The throbbing pain, nausea, and light-sensitivity of migraines, recently revealed to be a by-product of cold adaptation, affect more than 10 percent of people of European background, with more than 1 percent suffering at least every three days. Although some sufferers respond to safe, easily available painkillers, untreatable migraines represent one of the major causes of disability in the developed world.
Aimovig, generically known as erenumab, prevents migraines starting, rather than tackling them after they have begun. It blocks the molecule that transmits the migraine pain signals, known as calcitonin gene-related peptide (CGRP). The action is so long-lasting, treatment can be offered in the form of monthly 70 or 140-milligram injections, rather than regular pills.
Erenumab's manufacturer, Amgen, has announced that the cost of an injection will be $575 in the US, making the price of an annual dose $6,900. Erenumab is under consideration by the European Medicines Agency, and if approved the cost will depend on negotiations between Amgen and public health systems.

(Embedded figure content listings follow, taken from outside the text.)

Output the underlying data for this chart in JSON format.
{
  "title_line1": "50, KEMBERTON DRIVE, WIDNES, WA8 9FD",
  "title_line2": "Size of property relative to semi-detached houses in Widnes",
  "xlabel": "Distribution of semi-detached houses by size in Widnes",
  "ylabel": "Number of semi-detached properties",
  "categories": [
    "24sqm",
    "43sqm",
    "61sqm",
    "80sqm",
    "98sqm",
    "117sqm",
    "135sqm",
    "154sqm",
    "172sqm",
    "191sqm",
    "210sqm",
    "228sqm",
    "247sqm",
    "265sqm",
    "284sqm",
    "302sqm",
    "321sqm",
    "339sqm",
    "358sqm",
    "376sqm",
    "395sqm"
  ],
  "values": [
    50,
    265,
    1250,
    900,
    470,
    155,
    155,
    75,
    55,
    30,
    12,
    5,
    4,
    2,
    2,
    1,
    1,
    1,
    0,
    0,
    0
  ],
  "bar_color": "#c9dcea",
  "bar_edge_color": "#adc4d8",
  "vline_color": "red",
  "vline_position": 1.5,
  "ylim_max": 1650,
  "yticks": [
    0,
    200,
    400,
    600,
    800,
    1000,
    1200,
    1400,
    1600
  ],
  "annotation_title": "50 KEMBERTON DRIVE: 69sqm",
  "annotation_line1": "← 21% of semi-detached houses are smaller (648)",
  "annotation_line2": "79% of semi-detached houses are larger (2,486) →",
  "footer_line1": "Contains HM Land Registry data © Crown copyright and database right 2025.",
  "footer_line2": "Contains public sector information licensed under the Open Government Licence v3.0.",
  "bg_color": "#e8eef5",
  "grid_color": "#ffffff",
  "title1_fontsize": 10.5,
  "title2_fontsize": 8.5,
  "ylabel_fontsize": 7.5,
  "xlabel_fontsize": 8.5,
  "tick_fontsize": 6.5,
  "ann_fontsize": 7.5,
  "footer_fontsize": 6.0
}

The price will be the same for the smaller or larger dose, reflecting the fact that the manufacturing cost is tiny compared to the expense of identifying erenumab's potential and having it pass clinical trials.
Amgen has a different take on the cost, arguing in a statement; “The price of Aimovig reflects the value it brings to patients and society, including the financial impact on sufferers, caregivers, and employers, while also factoring in critical issues such as patient affordability, and fair and timely access.”
In addition to painkillers and triptans, which ease migraine effects when taken after one starts, preventative treatments for migraines already exist in the form of blood-vessel constrictors and Botox treatments. However, the side-effects of existing drugs are often as severe as the migraines themselves, while Botox is costly and its effectiveness mixed.
Side-effects of erenumab, as reported in clinical trials, were very low.
On the other hand, the drug is no cure-all. Thirty percent of those in trials reported a halving or better of their migraines, and a lucky few had the pain stop entirely, but most experienced more modest benefits. Moreover, since trial participants in the control group reported a substantial, although smaller, improvement, it appears part of the benefit comes from the placebo effect.
Given the tens of millions of people who suffer from migraines, the average reduction of one migraine a month, rising to 2.5 per month among chronic sufferers, could still make a major difference to global quality of life.